Kamervragen met antwoord nr. 2185, 24 augustus 2005, 2e Kamer 2004-2005. Antwoord op vragen van het lid Kant (SP) aan de minister van Volksgezondheid, Welzijn en Sport over gunstbetoon  i.v.m. een bijeenkomst van Pfizer inzake geneesmiddelenbeleid.

"Van gunstbetoon is hier mijns inziens geen sprake. Het Reclamebesluit geneesmiddelen heeft op het gebied van gunstbetoon als kern dat het – met bepaalde uitzonderingen – verboden is om in het kader van de bevordering van de verkoop van geneesmiddelen, aan personen die bevoegd zijn om geneesmiddelen voor te schrijven of af te leveren, premies of voordelen in geld of natura toe te kennen, aan te bieden of in het vooruitzicht te stellen. Dit congres had niets te maken met bevordering van de verkoop van geneesmiddelen. De besproken onderwerpen hadden op geen enkele wijze betrekking op specifieke geneesmiddelen of indicaties. De congresdeelnemers behoorden in grote meerderheid niet tot de kring van personen die bevoegd zijn om geneesmiddelen voor te schrijven of af te leveren en voor zover dat wel het geval was, namen zij niet in die hoedanigheid deel, maar als vertegenwoordigers van een bepaalde (koepel)organisatie.
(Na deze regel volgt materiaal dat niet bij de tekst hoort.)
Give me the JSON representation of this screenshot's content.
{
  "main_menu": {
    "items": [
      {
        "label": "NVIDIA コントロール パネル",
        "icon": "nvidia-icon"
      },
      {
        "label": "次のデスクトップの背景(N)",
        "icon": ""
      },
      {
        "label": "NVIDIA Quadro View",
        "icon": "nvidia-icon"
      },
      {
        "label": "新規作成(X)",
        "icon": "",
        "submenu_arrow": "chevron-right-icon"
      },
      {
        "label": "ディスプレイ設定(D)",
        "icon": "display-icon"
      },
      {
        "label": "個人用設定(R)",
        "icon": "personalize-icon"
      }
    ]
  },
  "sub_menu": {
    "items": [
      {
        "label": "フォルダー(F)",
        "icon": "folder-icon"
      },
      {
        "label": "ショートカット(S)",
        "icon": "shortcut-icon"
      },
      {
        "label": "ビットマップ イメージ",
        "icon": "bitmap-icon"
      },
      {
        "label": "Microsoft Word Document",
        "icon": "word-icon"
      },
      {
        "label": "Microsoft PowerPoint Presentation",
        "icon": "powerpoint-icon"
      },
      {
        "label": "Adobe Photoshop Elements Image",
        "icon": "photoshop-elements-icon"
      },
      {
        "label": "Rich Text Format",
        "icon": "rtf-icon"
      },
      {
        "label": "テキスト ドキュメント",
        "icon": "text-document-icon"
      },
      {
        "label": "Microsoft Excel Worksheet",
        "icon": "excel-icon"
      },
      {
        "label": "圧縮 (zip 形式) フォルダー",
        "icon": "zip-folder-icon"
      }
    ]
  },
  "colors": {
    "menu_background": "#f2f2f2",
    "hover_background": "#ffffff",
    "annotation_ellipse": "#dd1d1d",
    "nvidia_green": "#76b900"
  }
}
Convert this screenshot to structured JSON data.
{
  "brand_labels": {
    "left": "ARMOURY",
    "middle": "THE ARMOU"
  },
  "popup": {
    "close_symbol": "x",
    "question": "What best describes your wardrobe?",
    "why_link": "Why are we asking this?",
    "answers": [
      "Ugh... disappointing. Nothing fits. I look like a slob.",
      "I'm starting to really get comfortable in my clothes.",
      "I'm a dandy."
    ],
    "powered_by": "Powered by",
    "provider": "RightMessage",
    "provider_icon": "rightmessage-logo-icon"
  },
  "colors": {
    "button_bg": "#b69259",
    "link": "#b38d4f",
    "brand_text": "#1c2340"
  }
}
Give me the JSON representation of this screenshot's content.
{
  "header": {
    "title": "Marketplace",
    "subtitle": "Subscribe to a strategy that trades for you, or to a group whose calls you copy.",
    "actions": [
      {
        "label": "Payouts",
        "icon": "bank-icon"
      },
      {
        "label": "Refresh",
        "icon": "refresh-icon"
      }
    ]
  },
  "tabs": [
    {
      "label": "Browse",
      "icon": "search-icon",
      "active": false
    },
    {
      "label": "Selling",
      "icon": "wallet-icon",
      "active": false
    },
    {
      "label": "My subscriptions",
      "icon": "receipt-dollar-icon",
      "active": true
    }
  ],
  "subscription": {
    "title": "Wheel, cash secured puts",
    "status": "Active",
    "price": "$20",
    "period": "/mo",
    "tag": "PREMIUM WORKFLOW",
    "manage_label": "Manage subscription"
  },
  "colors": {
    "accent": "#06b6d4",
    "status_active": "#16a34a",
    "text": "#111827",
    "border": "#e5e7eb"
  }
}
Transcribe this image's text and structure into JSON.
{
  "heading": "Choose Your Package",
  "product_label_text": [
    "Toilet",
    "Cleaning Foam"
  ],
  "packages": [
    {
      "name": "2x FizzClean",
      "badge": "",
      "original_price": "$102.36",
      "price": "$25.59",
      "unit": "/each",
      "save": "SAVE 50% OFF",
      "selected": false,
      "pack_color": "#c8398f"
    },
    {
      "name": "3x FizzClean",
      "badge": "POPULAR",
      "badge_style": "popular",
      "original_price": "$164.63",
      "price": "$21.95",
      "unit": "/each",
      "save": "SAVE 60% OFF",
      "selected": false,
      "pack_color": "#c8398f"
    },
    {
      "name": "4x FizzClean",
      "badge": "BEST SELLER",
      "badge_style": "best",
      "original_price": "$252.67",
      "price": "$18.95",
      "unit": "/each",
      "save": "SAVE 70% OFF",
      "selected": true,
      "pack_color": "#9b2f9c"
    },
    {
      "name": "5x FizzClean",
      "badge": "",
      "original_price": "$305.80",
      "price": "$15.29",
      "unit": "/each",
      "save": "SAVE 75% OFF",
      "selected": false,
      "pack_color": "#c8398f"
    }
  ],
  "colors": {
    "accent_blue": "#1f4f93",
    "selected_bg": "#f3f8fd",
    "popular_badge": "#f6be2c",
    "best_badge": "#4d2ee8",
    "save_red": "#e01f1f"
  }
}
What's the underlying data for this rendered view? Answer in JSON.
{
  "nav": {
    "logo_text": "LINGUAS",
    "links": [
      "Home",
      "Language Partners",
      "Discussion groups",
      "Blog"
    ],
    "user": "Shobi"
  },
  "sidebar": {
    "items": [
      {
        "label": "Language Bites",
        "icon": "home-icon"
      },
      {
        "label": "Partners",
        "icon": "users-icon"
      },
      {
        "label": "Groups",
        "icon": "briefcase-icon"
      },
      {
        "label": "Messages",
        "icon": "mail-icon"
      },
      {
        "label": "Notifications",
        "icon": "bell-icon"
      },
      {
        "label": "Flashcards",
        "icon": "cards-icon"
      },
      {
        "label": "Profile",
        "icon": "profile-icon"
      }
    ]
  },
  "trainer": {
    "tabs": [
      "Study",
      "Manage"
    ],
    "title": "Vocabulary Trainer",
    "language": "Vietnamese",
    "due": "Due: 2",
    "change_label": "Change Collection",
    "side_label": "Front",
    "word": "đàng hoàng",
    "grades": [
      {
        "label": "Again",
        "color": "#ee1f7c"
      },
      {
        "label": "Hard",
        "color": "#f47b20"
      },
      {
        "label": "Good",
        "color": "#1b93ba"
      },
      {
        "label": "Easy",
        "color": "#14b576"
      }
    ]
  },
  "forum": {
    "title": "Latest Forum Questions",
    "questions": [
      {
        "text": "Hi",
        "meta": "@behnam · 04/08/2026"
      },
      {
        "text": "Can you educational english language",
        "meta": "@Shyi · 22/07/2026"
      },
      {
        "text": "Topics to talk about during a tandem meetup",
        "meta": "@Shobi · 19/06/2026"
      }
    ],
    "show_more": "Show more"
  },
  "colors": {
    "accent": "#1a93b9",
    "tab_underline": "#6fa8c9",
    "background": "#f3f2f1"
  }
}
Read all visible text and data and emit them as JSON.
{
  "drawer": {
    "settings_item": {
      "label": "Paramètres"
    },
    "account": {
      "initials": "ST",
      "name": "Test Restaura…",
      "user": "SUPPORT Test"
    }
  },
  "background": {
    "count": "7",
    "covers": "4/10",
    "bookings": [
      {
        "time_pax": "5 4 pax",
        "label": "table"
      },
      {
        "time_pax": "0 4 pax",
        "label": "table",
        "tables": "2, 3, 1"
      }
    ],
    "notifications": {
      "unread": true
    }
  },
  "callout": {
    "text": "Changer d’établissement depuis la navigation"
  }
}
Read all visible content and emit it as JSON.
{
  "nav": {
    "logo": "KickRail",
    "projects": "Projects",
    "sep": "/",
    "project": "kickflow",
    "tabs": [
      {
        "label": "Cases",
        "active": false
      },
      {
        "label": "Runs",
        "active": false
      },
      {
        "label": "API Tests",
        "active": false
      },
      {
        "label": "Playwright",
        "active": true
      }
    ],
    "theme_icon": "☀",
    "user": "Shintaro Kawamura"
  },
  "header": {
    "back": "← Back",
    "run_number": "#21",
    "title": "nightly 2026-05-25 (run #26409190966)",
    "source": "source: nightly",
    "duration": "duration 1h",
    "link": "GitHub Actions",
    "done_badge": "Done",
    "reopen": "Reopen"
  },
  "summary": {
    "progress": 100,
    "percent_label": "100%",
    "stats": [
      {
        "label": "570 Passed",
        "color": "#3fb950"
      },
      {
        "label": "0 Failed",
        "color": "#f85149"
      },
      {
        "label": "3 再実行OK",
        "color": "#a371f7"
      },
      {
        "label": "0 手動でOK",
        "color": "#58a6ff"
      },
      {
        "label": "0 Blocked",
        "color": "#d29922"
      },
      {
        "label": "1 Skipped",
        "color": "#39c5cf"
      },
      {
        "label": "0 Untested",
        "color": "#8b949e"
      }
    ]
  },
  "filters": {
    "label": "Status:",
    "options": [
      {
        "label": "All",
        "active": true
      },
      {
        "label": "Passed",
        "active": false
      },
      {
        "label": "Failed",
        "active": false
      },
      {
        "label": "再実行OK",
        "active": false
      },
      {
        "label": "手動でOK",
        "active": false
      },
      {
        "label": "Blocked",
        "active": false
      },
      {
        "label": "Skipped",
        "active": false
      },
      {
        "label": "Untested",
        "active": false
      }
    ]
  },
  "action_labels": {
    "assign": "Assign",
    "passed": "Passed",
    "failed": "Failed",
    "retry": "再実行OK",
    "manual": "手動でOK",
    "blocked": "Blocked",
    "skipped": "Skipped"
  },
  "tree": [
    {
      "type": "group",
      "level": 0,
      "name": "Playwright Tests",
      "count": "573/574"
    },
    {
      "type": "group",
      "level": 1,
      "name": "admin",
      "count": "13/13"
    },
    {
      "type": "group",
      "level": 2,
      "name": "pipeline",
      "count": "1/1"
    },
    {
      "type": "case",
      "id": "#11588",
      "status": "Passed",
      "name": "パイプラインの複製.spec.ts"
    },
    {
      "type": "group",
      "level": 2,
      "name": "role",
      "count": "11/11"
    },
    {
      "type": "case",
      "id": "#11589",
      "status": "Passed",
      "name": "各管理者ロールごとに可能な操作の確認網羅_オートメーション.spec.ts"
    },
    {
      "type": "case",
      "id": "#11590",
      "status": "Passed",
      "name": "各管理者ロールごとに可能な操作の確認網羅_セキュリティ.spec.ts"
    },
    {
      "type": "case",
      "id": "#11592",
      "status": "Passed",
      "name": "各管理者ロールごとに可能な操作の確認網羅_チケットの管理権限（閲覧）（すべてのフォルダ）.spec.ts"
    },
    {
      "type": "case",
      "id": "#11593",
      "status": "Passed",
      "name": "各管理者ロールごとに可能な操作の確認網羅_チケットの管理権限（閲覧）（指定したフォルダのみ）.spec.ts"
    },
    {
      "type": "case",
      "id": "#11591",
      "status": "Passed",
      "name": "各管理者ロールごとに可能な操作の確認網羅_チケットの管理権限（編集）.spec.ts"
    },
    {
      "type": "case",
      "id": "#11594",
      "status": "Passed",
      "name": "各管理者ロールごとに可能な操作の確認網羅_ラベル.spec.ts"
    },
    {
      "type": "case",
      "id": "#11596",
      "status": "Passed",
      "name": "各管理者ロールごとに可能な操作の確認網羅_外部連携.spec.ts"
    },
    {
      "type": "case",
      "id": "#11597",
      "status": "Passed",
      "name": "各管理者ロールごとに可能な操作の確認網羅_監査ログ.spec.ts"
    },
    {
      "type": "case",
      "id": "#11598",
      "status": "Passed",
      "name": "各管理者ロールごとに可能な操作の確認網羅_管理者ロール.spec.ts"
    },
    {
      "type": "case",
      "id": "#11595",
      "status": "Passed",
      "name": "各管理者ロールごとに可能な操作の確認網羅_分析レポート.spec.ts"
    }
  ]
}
Bovendien waren er geen vertegenwoordigers van (koepel)organisaties die product- of indicatiegerelateerde belangen zouden kunnen hebben.

De bepalingen van het Reclamebesluit geneesmiddelen op het gebied van gunstbetoon en de daarop gebaseerde beleidsregel, waarin een nadere invulling wordt gegeven aan de regels met betrekking tot gunstbetoon, zijn daarom naar mijn mening in dit geval niet van toepassing."

Kamervragen met antwoord nr. 2185, 24 augustus 2005, 2e Kamer 2004-2005. Antwoord op vragen van het lid Kant (SP) aan de minister van Volksgezondheid, Welzijn en Sport over gunstbetoon  i.v.m. een bijeenkomst van Pfizer inzake geneesmiddelenbeleid.

1.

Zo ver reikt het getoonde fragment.